Clothiq: One Stop Platform for Clothing Recommendations
Over the last few years, online shopping has taken a boom in Pakistan, but it has also created problems for both the buyer and the seller. With such a large number of online stores and platforms, one may find it challenging to identify the most suitable clothing item. Also, most e-commerce platforms and stores rely primarily on keyword-based search engines, which can produce inappropriate or incorrect results, particularly when consumers search in common language. For example, if someone searches for a “Blue Shalwar Kameez with a front pocket”, they may receive inaccurate results since the search engines struggle to understand natural language queries and rely heavily on specific keywords. This divergence frustrates shoppers and reduces the overall efficiency and enjoyment of the online purchasing process. On the other hand, sellers also face many challenges. One such challenge is low visibility of their products that they sell due to inefficient search optimization algorithms, which leads to poor sales and missed opportunities.

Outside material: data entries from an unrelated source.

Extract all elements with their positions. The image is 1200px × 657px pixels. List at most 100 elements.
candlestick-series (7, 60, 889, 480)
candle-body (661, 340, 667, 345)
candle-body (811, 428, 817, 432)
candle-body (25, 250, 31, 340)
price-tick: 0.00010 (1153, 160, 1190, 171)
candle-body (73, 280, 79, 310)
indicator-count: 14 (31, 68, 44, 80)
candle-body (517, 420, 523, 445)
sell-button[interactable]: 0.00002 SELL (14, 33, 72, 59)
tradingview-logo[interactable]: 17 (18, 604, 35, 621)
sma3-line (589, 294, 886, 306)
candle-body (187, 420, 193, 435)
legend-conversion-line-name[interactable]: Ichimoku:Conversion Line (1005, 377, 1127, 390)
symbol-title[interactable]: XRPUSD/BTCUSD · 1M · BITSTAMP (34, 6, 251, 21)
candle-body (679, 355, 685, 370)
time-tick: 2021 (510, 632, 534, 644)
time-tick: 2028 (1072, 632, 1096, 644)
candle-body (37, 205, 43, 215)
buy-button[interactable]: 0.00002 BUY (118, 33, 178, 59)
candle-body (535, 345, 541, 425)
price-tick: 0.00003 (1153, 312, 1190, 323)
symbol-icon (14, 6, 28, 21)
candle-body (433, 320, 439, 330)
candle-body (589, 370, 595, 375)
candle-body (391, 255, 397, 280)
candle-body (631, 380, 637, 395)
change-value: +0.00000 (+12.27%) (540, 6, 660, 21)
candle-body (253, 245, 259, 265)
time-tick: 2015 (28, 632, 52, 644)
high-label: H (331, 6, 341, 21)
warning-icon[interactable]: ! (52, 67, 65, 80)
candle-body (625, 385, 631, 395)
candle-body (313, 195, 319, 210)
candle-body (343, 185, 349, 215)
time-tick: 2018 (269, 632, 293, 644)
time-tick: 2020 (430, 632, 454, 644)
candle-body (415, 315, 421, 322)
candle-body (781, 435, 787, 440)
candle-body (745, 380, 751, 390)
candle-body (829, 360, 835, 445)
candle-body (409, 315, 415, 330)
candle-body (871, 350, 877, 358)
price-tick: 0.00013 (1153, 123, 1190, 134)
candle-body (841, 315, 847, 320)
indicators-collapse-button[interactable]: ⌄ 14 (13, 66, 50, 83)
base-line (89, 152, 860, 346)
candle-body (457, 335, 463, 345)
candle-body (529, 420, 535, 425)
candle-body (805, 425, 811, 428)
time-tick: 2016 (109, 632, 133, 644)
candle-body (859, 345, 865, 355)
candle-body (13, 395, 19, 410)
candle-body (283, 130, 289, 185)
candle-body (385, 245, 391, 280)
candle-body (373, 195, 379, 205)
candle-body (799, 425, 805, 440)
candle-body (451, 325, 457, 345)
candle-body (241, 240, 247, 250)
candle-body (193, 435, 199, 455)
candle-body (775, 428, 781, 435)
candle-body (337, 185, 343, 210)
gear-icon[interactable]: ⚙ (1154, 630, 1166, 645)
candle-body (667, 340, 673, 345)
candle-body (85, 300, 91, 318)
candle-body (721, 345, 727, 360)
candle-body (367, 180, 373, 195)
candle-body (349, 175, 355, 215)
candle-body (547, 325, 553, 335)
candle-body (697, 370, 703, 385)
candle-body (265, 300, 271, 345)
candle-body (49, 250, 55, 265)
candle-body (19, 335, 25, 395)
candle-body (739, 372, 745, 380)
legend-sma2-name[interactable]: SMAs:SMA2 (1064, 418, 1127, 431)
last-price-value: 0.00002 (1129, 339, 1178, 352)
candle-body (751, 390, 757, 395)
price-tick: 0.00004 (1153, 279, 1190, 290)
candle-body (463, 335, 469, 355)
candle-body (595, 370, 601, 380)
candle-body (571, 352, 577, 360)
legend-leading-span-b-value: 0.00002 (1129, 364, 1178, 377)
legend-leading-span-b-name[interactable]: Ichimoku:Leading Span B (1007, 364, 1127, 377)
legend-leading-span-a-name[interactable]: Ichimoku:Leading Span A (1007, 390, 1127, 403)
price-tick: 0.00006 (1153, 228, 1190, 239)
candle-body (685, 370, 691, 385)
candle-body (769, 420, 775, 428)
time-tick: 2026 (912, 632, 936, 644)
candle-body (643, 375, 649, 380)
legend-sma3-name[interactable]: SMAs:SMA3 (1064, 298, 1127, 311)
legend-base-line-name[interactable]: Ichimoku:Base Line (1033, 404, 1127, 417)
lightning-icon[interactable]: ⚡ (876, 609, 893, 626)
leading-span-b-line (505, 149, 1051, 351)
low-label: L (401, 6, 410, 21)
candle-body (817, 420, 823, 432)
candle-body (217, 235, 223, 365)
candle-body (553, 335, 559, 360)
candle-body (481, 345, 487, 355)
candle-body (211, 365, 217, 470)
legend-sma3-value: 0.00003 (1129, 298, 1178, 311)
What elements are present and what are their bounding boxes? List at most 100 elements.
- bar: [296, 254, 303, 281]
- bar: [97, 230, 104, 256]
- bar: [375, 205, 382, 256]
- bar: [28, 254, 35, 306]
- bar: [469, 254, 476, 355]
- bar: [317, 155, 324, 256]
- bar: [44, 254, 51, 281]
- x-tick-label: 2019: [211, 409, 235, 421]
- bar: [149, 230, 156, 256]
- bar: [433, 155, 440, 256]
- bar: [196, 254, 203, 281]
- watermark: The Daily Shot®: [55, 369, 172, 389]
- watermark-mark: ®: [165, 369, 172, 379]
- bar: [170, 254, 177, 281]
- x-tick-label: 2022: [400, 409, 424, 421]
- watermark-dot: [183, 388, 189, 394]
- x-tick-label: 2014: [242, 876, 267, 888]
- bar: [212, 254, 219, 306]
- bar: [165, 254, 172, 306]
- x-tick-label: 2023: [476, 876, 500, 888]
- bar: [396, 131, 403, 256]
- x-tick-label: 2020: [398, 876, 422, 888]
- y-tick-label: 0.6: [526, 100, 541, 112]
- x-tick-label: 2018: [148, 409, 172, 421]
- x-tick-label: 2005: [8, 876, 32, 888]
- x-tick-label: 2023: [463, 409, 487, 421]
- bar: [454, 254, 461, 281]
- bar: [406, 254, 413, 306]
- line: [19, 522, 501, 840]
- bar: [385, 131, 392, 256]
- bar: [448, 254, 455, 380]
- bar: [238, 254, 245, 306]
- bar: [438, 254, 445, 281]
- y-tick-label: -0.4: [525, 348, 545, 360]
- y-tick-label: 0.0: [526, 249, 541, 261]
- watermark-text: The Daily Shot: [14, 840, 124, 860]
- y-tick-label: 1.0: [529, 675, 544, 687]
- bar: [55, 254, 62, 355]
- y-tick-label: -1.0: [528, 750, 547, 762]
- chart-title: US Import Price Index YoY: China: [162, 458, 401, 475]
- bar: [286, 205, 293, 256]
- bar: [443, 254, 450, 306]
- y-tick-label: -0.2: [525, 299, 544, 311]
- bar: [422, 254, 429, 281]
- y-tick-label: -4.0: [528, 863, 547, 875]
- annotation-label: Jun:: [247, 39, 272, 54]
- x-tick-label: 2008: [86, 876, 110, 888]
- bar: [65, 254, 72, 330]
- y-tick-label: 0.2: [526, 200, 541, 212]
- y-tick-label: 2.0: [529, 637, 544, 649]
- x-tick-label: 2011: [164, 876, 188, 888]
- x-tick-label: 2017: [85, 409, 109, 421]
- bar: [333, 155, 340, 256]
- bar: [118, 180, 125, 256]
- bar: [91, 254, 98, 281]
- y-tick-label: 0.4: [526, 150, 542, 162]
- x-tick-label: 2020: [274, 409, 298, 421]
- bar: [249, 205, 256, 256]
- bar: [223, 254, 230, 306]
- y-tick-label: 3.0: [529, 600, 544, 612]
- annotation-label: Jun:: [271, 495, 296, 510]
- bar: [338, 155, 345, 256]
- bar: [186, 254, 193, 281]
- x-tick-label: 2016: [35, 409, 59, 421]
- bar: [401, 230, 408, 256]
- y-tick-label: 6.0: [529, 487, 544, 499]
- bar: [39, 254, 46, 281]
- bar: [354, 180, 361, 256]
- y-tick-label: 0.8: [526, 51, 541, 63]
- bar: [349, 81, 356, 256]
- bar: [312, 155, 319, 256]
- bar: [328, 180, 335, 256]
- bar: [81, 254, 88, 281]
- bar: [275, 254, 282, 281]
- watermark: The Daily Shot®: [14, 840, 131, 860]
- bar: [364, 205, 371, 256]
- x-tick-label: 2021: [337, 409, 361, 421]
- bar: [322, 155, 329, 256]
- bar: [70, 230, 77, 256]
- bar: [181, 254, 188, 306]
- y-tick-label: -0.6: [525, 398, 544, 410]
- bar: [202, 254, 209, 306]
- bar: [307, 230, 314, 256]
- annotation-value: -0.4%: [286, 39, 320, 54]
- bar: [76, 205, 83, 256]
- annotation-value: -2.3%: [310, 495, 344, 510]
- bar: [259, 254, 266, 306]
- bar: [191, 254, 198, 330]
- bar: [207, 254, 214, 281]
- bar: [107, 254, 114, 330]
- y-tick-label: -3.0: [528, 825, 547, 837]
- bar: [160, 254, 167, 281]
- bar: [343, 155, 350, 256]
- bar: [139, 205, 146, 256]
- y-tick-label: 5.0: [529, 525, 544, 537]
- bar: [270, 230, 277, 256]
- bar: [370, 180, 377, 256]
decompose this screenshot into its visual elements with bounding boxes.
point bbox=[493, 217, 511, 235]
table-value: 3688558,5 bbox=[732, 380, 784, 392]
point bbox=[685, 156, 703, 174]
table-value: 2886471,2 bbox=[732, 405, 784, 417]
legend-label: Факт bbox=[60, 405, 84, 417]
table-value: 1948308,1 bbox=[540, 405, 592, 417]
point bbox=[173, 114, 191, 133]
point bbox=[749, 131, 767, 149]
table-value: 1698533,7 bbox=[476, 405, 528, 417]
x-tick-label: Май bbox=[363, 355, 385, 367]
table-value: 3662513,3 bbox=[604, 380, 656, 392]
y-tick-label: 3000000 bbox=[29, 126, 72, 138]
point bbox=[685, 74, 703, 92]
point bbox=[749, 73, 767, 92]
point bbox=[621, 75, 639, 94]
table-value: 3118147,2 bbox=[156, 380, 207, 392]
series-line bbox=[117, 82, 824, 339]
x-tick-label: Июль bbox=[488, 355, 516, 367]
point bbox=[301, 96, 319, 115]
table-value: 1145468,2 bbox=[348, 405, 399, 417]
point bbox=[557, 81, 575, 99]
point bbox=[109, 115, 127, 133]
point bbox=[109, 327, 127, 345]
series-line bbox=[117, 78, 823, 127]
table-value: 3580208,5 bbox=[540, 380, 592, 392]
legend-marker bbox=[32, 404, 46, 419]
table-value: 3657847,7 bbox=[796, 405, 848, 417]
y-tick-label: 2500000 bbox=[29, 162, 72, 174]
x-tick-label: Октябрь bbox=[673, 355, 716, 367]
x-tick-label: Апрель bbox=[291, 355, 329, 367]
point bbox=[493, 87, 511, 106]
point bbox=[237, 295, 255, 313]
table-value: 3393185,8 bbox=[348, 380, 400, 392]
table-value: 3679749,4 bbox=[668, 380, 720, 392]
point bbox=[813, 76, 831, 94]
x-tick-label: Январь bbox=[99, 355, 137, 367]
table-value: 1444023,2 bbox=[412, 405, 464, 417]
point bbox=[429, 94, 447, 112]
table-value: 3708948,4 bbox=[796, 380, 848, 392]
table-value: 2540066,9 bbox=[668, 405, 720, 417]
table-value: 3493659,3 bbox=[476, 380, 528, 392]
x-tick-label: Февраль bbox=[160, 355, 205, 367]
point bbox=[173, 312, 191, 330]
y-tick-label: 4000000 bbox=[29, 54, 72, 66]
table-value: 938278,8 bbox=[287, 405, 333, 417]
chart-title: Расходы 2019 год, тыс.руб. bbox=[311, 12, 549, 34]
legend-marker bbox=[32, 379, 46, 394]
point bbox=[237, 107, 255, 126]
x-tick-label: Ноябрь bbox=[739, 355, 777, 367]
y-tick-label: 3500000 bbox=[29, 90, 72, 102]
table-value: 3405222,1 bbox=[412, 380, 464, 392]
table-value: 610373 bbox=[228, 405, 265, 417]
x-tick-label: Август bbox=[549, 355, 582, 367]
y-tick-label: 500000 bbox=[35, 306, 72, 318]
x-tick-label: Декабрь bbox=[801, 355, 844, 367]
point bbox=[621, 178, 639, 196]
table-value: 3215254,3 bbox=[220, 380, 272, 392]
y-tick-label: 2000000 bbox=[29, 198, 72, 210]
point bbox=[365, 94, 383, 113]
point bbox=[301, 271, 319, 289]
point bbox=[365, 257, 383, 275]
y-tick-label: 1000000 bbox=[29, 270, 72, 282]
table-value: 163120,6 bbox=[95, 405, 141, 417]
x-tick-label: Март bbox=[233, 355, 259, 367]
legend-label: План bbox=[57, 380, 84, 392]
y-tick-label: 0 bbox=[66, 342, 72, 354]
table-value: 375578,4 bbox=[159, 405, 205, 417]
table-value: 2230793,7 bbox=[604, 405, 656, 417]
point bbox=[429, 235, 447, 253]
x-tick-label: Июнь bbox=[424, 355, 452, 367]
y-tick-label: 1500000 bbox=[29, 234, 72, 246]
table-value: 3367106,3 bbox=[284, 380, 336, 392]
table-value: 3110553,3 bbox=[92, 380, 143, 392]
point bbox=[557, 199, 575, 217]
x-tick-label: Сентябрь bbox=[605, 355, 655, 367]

This project presents the development and implementation details of ”Clothiq”, an intelligent system that provides a one-stop platform for people to search clothing items online. Traditional online clothing search often requires users to manually navigate various websites, a time-consuming and inefficient process. This project proposes a novel approach utilizing Large Language Models (LLMs) in conjunction with Retrieval-Augmented Generation (RAG) to streamline seller recommendation for specific clothing items. The system will showcase product listings from nearby active sellers, allowing users to seamlessly access the desired product with a single click. This innovative solution has the potential to revolutionize online clothing search, offering a faster and more efficient way for users to find the items they desire.